See Getting Started for more details
There are several points of extensibility in the WebhookFeature
, and each may support their own customization:
By default the WebHookFeature
registers and configures the SubscriptionService
to provide an API for subscribers to manage their webhooks.
You can choose to turn this service off, and ship your own, and you can also configure the authorization roles that secure it.

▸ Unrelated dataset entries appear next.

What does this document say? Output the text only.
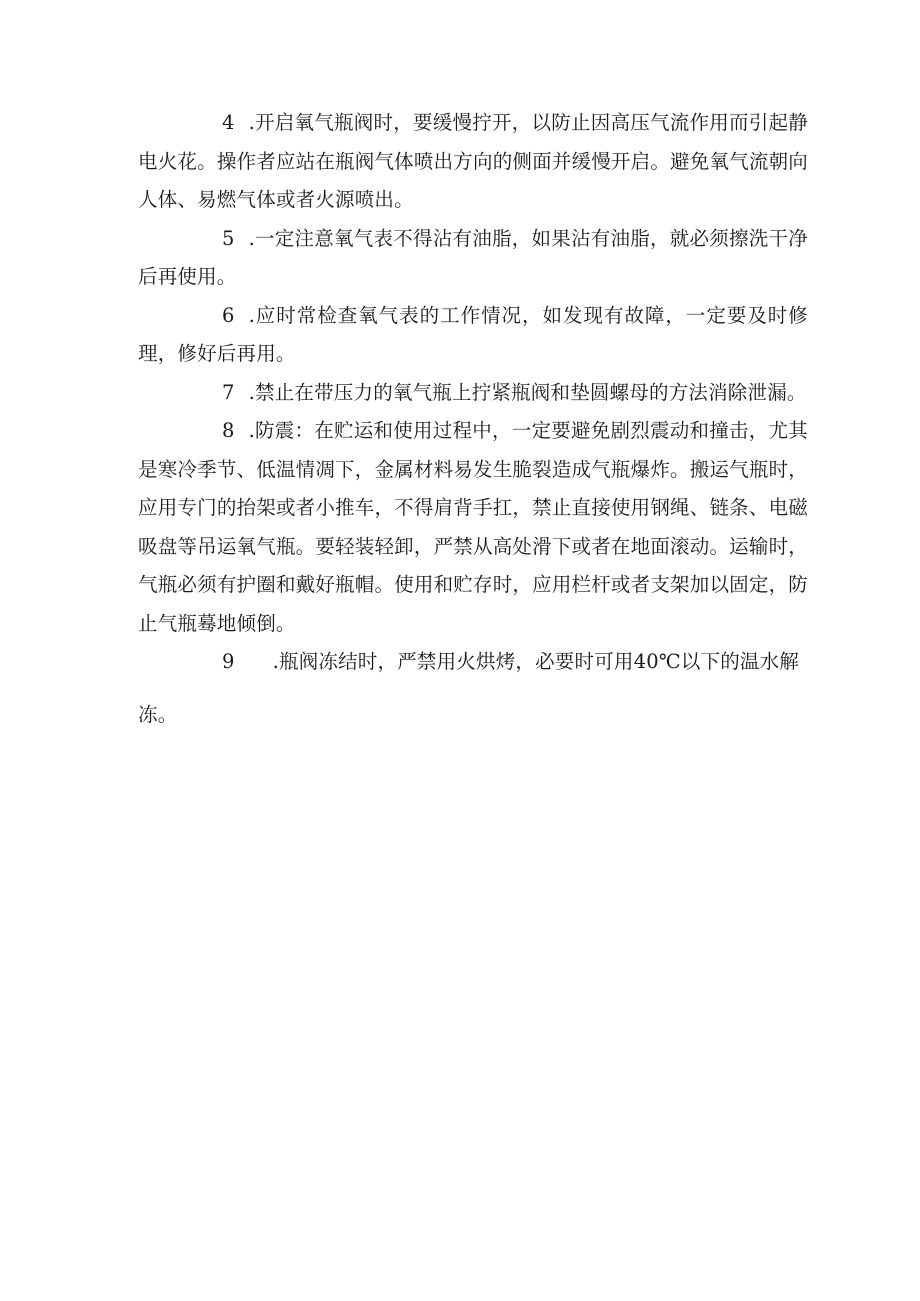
4 .开启氧气瓶阀时，要缓慢拧开，以防止因高压气流作用而引起静电火花。操作者应站在瓶阀气体喷出方向的侧面并缓慢开启。避免氧气流朝向人体、易燃气体或者火源喷出。

5 .一定注意氧气表不得沾有油脂，如果沾有油脂，就必须擦洗干净后再使用。

6 .应时常检查氧气表的工作情况，如发现有故障，一定要及时修理，修好后再用。

7 .禁止在带压力的氧气瓶上拧紧瓶阀和垫圆螺母的方法消除泄漏。

8 .防震：在贮运和使用过程中，一定要避免剧烈震动和撞击，尤其是寒冷季节、低温情凋下，金属材料易发生脆裂造成气瓶爆炸。搬运气瓶时，应用专门的抬架或者小推车，不得肩背手扛，禁止直接使用钢绳、链条、电磁吸盘等吊运氧气瓶。要轻装轻卸，严禁从高处滑下或者在地面滚动。运输时，气瓶必须有护圈和戴好瓶帽。使用和贮存时，应用栏杆或者支架加以固定，防止气瓶蓦地倾倒。

9 .瓶阀冻结时，严禁用火烘烤，必要时可用40℃以下的温水解
冻。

See Subscription Service for more details on how to customize it
By default, the built-in MemoryWebhookSubscriptionStore
uses an MemoryCacheClient
store for storing subscriptions.
You should register a different IWebhookSubscriptionStore
that will persist subscriptions to some permanent (and perhaps distributed) store in your architecture.
These stores are typically provided by extensions to the ServiceStack.Webhooks
framework such as those listed in: Plugins
WARNING: The MemoryWebhookSubscriptionStore
is not designed for use in production systems. If you do NOT register your own IWebhookSubscriptionStore
your subscriptions will be lost when your AppHost restarts!
By default, the built-in AppHostWebhookEventSink
will relay events to all subscribers in the same thread that called IWebhooks.Publish<TDto>()
.
You should register a different IWebhookEventSink
that will decouple the raising of events from the relays of events to subscribers, using appropriate components in your architecture. (i.e. muti-threading, queues, async hooks etc.)
These kinds of sinks are typically provided by extensions to the ServiceStack.Webhooks
framework such as those listed in: Plugins
WARNING: The AppHostWebhookEventSink
is not designed for use in production systems. If you do NOT register your own IWebhookEventSink
your services will suffer unacceptable performance penalties.